For those who are not in the know, the 5th of November is the night we celebrate Guy Fawkes.
But… Who was Guy Fawkes?
Imagine England in the 1600s.. Still under shock and divided between Catholics and Protestants; of course this goes way back since the reign of King Henry VIII. Four kings later, religion did not change and the pressure was still undergoing. The story of Guy Fawkes happened two years after James I was crowned as king. In fact, Fawkes was one of the main members of The Gunpowder Plot of 1605. A group of Catholics have attempted to bomb, or rather blow up the House of Parliament and kill the king. The idea was to protest against the rule of a Protestant King. Guy was the chosen one, the one to light the fuse on D DAY. Because of this reason, he got a lot of attention regarding the conspiracy story; and also a day named after him.

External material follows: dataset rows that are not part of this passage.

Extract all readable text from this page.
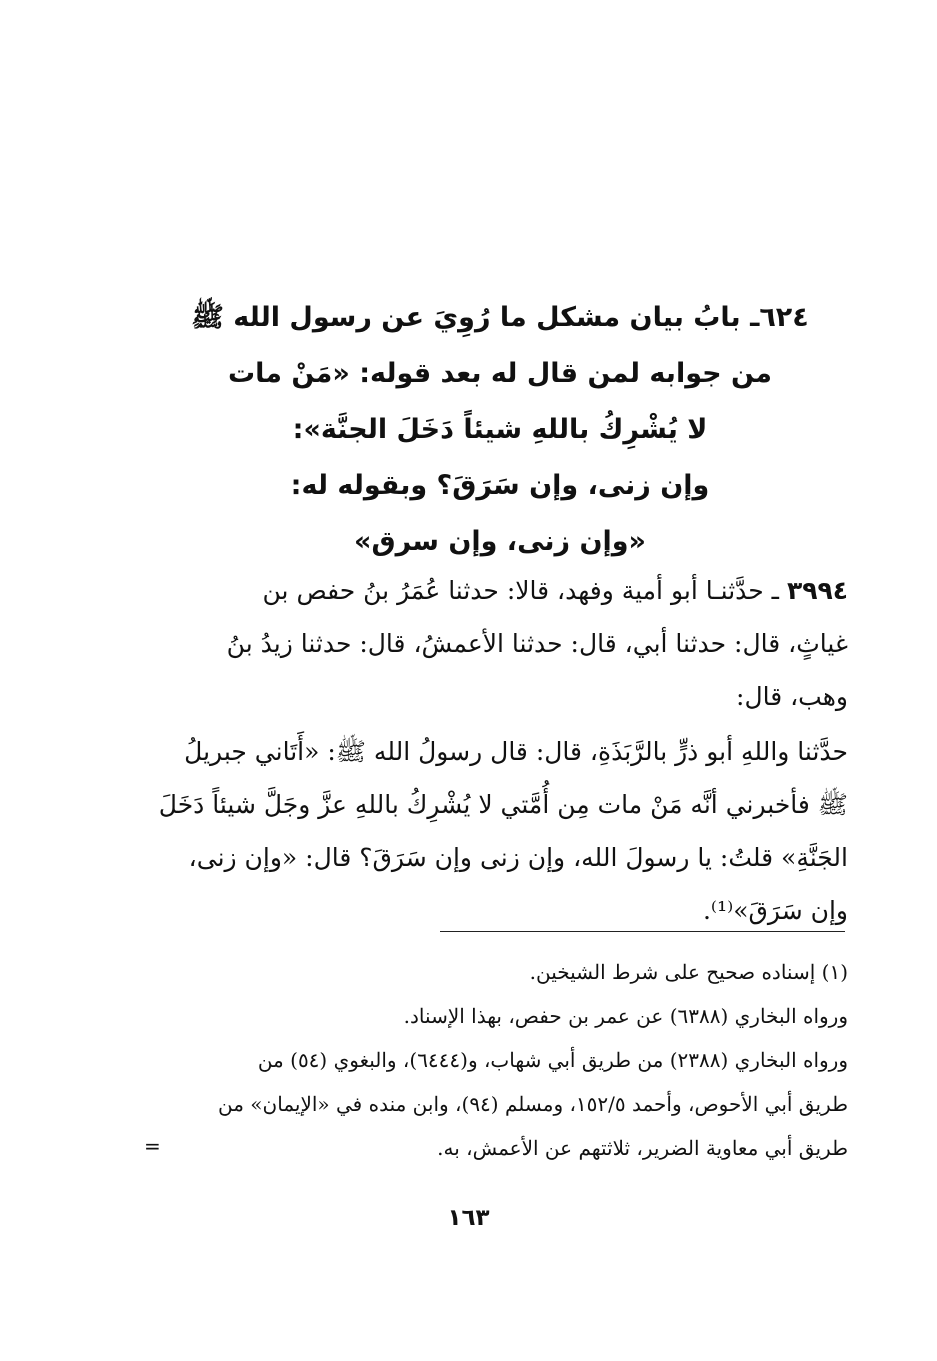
٦٢٤ـ بابُ بيان مشكل ما رُوِيَ عن رسول الله ﷺ
من جوابه لمن قال له بعد قوله: «مَنْ مات
لا يُشْرِكُ باللهِ شيئاً دَخَلَ الجنَّة»:
وإن زنى، وإن سَرَقَ؟ وبقوله له:
«وإن زنى، وإن سرق»
٣٩٩٤ ـ حدَّثنـا أبو أمية وفهد، قالا: حدثنا عُمَرُ بنُ حفص بن
غياثٍ، قال: حدثنا أبي، قال: حدثنا الأعمشُ، قال: حدثنا زيدُ بنُ
وهب، قال:
حدَّثنا واللهِ أبو ذرٍّ بالرَّبَذَةِ، قال: قال رسولُ الله ﷺ: «أَتَاني جبريلُ
ﷺ فأخبرني أنَّه مَنْ مات مِن أُمَّتي لا يُشْرِكُ باللهِ عزَّ وجَلَّ شيئاً دَخَلَ
الجَنَّةِ» قلتُ: يا رسولَ الله، وإن زنى وإن سَرَقَ؟ قال: «وإن زنى،
وإن سَرَقَ»⁽¹⁾.
(١) إسناده صحيح على شرط الشيخين.
ورواه البخاري (٦٣٨٨) عن عمر بن حفص، بهذا الإسناد.
ورواه البخاري (٢٣٨٨) من طريق أبي شهاب، و(٦٤٤٤)، والبغوي (٥٤) من
طريق أبي الأحوص، وأحمد ١٥٢/٥، ومسلم (٩٤)، وابن منده في «الإيمان» من
طريق أبي معاوية الضرير، ثلاثتهم عن الأعمش، به.
=
١٦٣
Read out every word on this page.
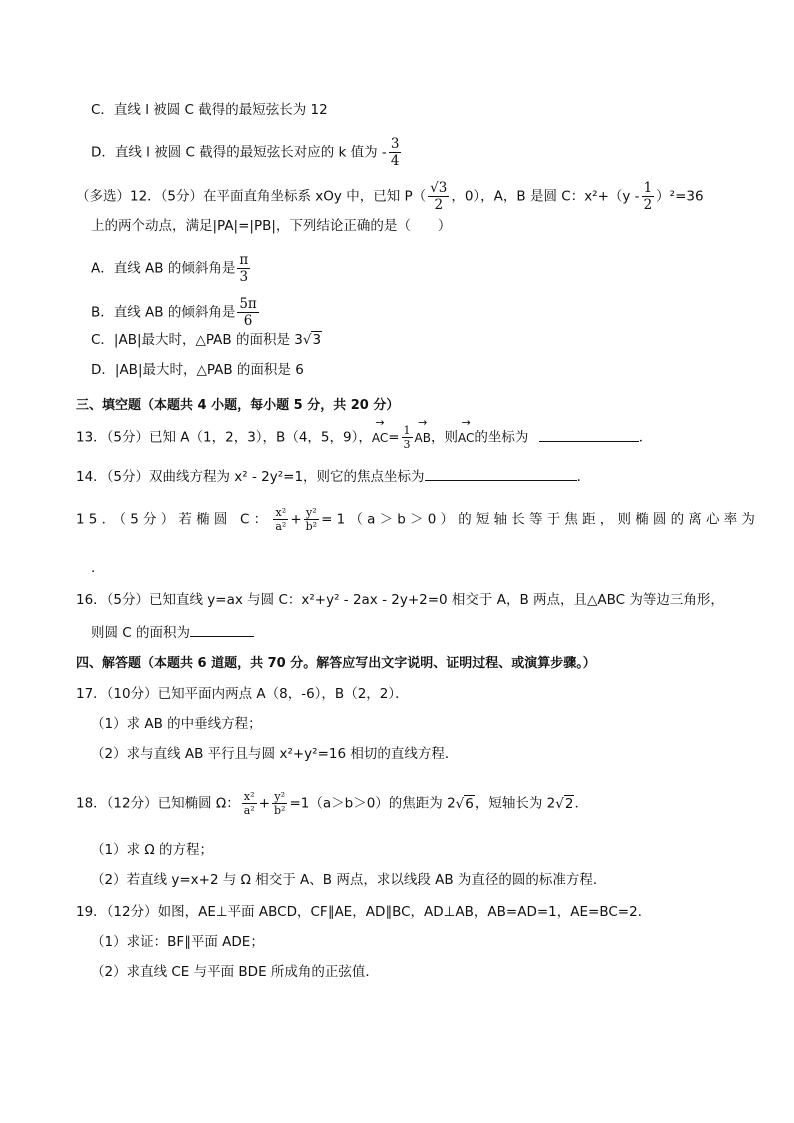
C．直线 l 被圆 C 截得的最短弦长为 12
D．直线 l 被圆 C 截得的最短弦长对应的 k 值为 - $\frac{3}{4}$
（多选）12．（5分）在平面直角坐标系 xOy 中，已知 $P( \frac{√3}{2}$ ，0），A，B 是圆 C：$x^2+(y - \frac{1}{2} )^2=36$
上的两个动点，满足|PA|=|PB|，下列结论正确的是（　　）
A．直线 AB 的倾斜角是 $\frac{\pi}{3}$
B．直线 AB 的倾斜角是 $\frac{5\pi}{6}$
C．|AB|最大时，△PAB 的面积是 3√3
D．|AB|最大时，△PAB 的面积是 6
三、填空题（本题共 4 小题，每小题 5 分，共 20 分）
13．（5分）已知 A（1，2，3），B（4，5，9），→ $AC= \frac{1}{3}$
→ AB，则→ AC的坐标为	．
14．（5分）双曲线方程为 x² - 2y²=1，则它的焦点坐标为	．
15．（5分）若椭圆 C： $\frac{\text{x²}}{\text{a²}} + \frac{\text{y²}}{\text{b²}} =1(a>b>0)$的短轴长等于焦距，则椭圆的离心率为
.
16．（5分）已知直线 y=ax 与圆 C：x²+y² - 2ax - 2y+2=0 相交于 A，B 两点，且△ABC 为等边三角形，
则圆 C 的面积为
四、解答题（本题共 6 道题，共 70 分。解答应写出文字说明、证明过程、或演算步骤。）
17．（10分）已知平面内两点 A（8，-6），B（2，2）．
（1）求 AB 的中垂线方程；
（2）求与直线 AB 平行且与圆 x²+y²=16 相切的直线方程．
18．（12分）已知椭圆 Ω： $\frac{\text{x²}}{\text{a²}} + \frac{\text{y²}}{\text{b²}} =1(a>b>0)$的焦距为 2√6，短轴长为 2√2．
（1）求 Ω 的方程；
（2）若直线 y=x+2 与 Ω 相交于 A、B 两点，求以线段 AB 为直径的圆的标准方程．
19．（12分）如图，AE⊥平面 ABCD，CF∥AE，AD∥BC，AD⊥AB，AB=AD=1，AE=BC=2．
（1）求证：BF∥平面 ADE；
（2）求直线 CE 与平面 BDE 所成角的正弦值．
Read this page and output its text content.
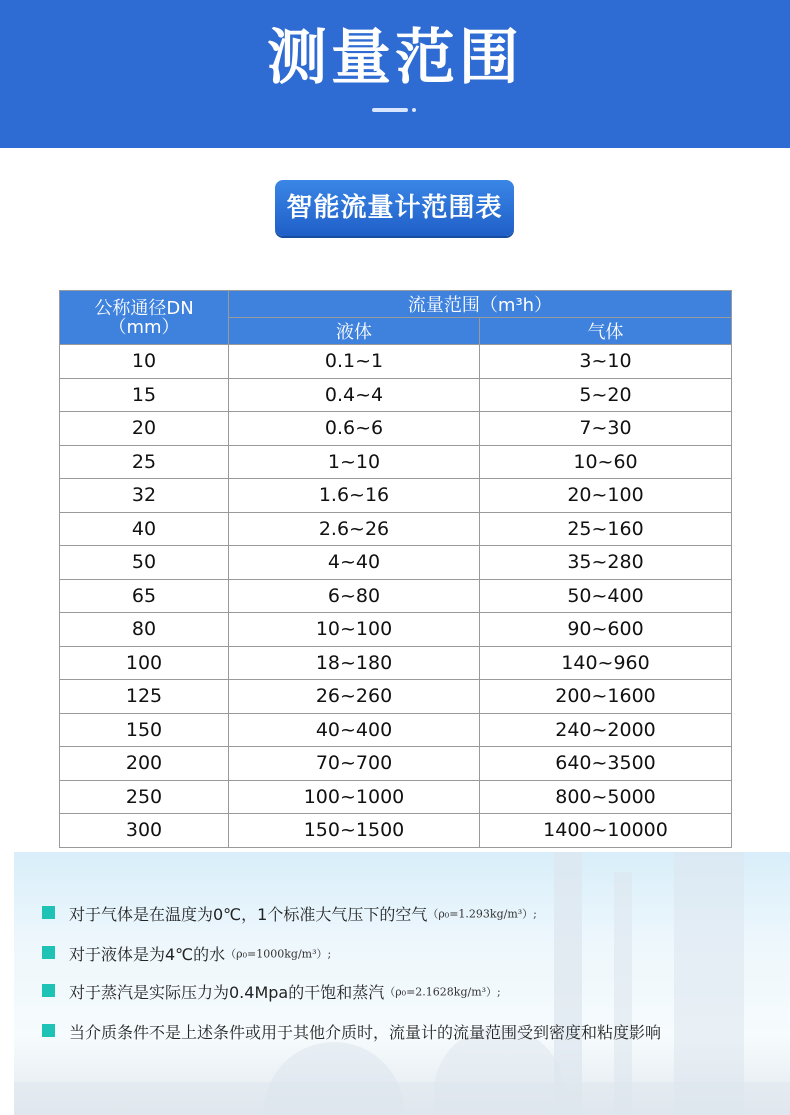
测量范围
智能流量计范围表
公称通径DN
（mm）	流量范围（m³h）	
	液体	气体
10	0.1~1	3~10
15	0.4~4	5~20
20	0.6~6	7~30
25	1~10	10~60
32	1.6~16	20~100
40	2.6~26	25~160
50	4~40	35~280
65	6~80	50~400
80	10~100	90~600
100	18~180	140~960
125	26~260	200~1600
150	40~400	240~2000
200	70~700	640~3500
250	100~1000	800~5000
300	150~1500	1400~10000
对于气体是在温度为0℃，1个标准大气压下的空气（ρ₀=1.293kg/m³）;
对于液体是为4℃的水（ρ₀=1000kg/m³）;
对于蒸汽是实际压力为0.4Mpa的干饱和蒸汽（ρ₀=2.1628kg/m³）;
当介质条件不是上述条件或用于其他介质时，流量计的流量范围受到密度和粘度影响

If the story sounds familiar to you… It is probably because you have watched the film V for Vendetta.
Join me tonight and make it a yearly habit; Join me by watching this. Lets remember this night of treason, together.
So, what are we celebrating on this day?
I would dare say, that for the Brits, this day is Thanksgiving Day. The tradition itself started on the same day and year that the Gunpowder Plot had the failed coup. It started as a joyful celebration of Londoners, relieved that their King was saved. This was done by the means of a bonfire.
As time went by, the celebration became more elaborate. Preparations for the Bonfire Night did not include just the bonfire, but also fireworks. Before this day, some would also dare making a dummy of Guy Fawkes, the Pope and some even of politicians. Guy’s dummy is placed on top of the bonfire, and once it is alight, people would throw into the fire the other dummies. Fireworks display fills the sky all over Britain, and some would also light their own fireworks from their home garden.
Bonfire Night is not just celebrated in Britain, as the tradition itself crossed oceans all over and has become popular in a lot of the British colonies along the years. Canada and New Zealand for instance still celebrate it.